Following FA08/SCH13, where a company other than a life insurance company is a party to an ‘investment life insurance contract’, this is treated as a loan relationship of the company. It is taxed as a creditor relationship under the loan relationships rules in Part 6 , Chapter 11 CTA09 (previously Chapter 2 of Part 4 of FA96), rather under the chargeable event gain rules, with any profits or losses arising treated as non-trading credits or debits of the company.

Whether a company is a party to an investment life insurance contract will follow in the same way as for other loan relationships that a company might be party to. Where a company is the beneficial owner of rights under an insurance contract it will be a party to that contract. The Corporate Finance Manual gives guidance on the treatment of loan relationships generally while the guidance in IPTM in IPTM3900 onwards considers the specific application of the loan relationships rules to investment life insurance contracts.

The guidance in IPTM relating to company-owned policies and contracts and loan relationships refers mainly to “insurance contracts” rather than “policies and contracts” (which is used elsewhere in IPTM in the context of the chargeable events rules) since that is a more appropriate term in the context of the loan relationships rules.

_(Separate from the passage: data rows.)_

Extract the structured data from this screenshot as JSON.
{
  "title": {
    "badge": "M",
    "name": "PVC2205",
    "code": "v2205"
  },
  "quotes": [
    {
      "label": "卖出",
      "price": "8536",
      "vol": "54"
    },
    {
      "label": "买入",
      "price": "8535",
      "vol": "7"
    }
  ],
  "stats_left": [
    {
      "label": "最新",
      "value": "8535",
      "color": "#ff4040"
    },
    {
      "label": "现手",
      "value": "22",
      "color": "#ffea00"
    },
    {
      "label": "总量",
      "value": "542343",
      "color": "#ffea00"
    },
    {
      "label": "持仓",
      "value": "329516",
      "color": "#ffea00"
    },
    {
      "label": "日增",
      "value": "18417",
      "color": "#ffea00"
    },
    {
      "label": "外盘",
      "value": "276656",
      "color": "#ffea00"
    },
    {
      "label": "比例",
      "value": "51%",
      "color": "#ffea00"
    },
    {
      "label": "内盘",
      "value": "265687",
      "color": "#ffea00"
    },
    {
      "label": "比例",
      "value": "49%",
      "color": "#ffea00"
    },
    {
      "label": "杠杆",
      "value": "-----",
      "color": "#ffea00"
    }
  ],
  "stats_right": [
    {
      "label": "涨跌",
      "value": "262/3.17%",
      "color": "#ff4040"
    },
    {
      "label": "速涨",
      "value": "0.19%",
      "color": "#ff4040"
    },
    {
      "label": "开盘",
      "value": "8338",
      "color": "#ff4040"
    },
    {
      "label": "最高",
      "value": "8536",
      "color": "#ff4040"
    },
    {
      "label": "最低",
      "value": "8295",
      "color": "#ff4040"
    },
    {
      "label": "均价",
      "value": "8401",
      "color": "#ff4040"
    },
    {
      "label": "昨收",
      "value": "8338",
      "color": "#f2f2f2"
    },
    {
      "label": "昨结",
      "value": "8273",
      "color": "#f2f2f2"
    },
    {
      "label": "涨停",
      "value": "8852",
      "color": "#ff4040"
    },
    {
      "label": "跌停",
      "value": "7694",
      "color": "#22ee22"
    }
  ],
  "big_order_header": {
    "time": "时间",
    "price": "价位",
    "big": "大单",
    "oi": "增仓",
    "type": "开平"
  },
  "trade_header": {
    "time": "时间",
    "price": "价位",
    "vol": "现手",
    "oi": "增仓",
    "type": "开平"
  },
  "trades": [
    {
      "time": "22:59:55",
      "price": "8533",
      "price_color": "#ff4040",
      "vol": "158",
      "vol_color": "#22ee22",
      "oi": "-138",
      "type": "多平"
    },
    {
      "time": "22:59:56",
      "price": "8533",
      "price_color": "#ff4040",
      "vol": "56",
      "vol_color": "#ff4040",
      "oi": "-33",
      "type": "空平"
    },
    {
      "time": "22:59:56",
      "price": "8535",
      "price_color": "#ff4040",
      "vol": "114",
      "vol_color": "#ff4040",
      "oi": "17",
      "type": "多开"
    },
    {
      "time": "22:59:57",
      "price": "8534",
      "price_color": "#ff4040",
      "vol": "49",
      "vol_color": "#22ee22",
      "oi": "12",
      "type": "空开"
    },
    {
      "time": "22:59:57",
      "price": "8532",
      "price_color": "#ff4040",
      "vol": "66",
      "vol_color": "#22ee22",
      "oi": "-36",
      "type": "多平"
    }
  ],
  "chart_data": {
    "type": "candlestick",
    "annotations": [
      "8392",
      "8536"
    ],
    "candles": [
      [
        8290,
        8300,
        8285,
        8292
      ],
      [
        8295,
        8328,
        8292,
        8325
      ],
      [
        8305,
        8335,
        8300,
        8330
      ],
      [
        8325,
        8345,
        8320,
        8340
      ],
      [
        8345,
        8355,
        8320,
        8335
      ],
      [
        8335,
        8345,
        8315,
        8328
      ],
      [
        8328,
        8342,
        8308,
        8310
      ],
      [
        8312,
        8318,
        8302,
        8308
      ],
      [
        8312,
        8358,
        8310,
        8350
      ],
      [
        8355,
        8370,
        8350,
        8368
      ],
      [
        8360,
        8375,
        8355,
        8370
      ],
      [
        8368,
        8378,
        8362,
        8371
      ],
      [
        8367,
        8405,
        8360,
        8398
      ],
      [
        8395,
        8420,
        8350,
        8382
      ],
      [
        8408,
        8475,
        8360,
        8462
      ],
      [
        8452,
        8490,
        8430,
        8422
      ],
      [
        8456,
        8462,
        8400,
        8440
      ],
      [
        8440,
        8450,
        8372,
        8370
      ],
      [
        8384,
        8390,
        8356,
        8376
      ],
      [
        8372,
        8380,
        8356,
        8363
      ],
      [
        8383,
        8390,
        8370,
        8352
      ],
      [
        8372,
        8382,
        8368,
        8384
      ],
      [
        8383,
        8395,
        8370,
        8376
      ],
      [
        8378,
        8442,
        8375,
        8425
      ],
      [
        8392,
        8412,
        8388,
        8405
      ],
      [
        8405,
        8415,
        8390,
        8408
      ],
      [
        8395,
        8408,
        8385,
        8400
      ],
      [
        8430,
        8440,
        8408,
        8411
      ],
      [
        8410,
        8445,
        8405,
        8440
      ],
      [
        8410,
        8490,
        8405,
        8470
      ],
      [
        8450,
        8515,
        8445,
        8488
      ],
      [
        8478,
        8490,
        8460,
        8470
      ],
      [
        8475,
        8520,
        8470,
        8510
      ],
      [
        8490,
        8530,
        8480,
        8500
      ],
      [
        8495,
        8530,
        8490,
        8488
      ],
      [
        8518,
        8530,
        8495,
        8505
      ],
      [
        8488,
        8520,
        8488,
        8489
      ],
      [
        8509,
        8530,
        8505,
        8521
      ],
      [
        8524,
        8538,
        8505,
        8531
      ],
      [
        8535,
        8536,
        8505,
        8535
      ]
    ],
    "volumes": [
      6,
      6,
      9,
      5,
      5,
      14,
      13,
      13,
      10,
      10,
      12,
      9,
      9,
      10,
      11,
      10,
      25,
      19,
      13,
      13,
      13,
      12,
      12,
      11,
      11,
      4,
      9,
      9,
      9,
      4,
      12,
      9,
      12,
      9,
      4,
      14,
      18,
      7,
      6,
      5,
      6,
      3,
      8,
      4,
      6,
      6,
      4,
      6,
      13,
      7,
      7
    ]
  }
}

Meaning of investment life insurance contract

An ‘investment life insurance contract’ is

  • a life insurance policy which has a surrender value or is capable of acquiring one, so for instance a protection-only term assurance single life or group life policy is not within this definition
  • a purchased life annuity contract, or
  • a capital redemption policy.

 

Two types of policy or contract are excluded from this definition. Firstly, those held for the purposes of a registered pension scheme. Secondly, life policies made before 14 March 1989 and not varied on or after date so as to increase the benefits secured or extend the term. They are not within the chargeable event gain rules and these exclusions ensure that they remain outside the scope of charge under the loan relationships rules.

Start date for application of the loan relationships rules to insurance contracts

The start date from which the loan relationships rules apply depends on the accounting period of the company that is party to the insurance contract. The rules take effect from the beginning of the first accounting period to begin on or after 1 April 2008 and the chargeable events rules cease to apply to the company from that date.

For instance, where a company’s accounting year ends on 30 September, the loan relationships rules will apply from 1 October 2008 to investment life insurance contracts to which the company is a party and the chargeable events rules will cease to apply from then.

IPTM3930 to IPTM3940 explains the rules for transition from the chargeable events regime to the loan relationships rules.

Capital redemption policies

The loan relationships rules already applied from 10 February 2005 to companies that own capital redemption policies that are money debts, that is, capital redemption bonds, following F2A05/SCH7/PARA14.For such policies, the loan relationships rules take precedence over the chargeable event rules from 10 February 2005.

The meaning of capital redemption policy is discussed at IPTM1120.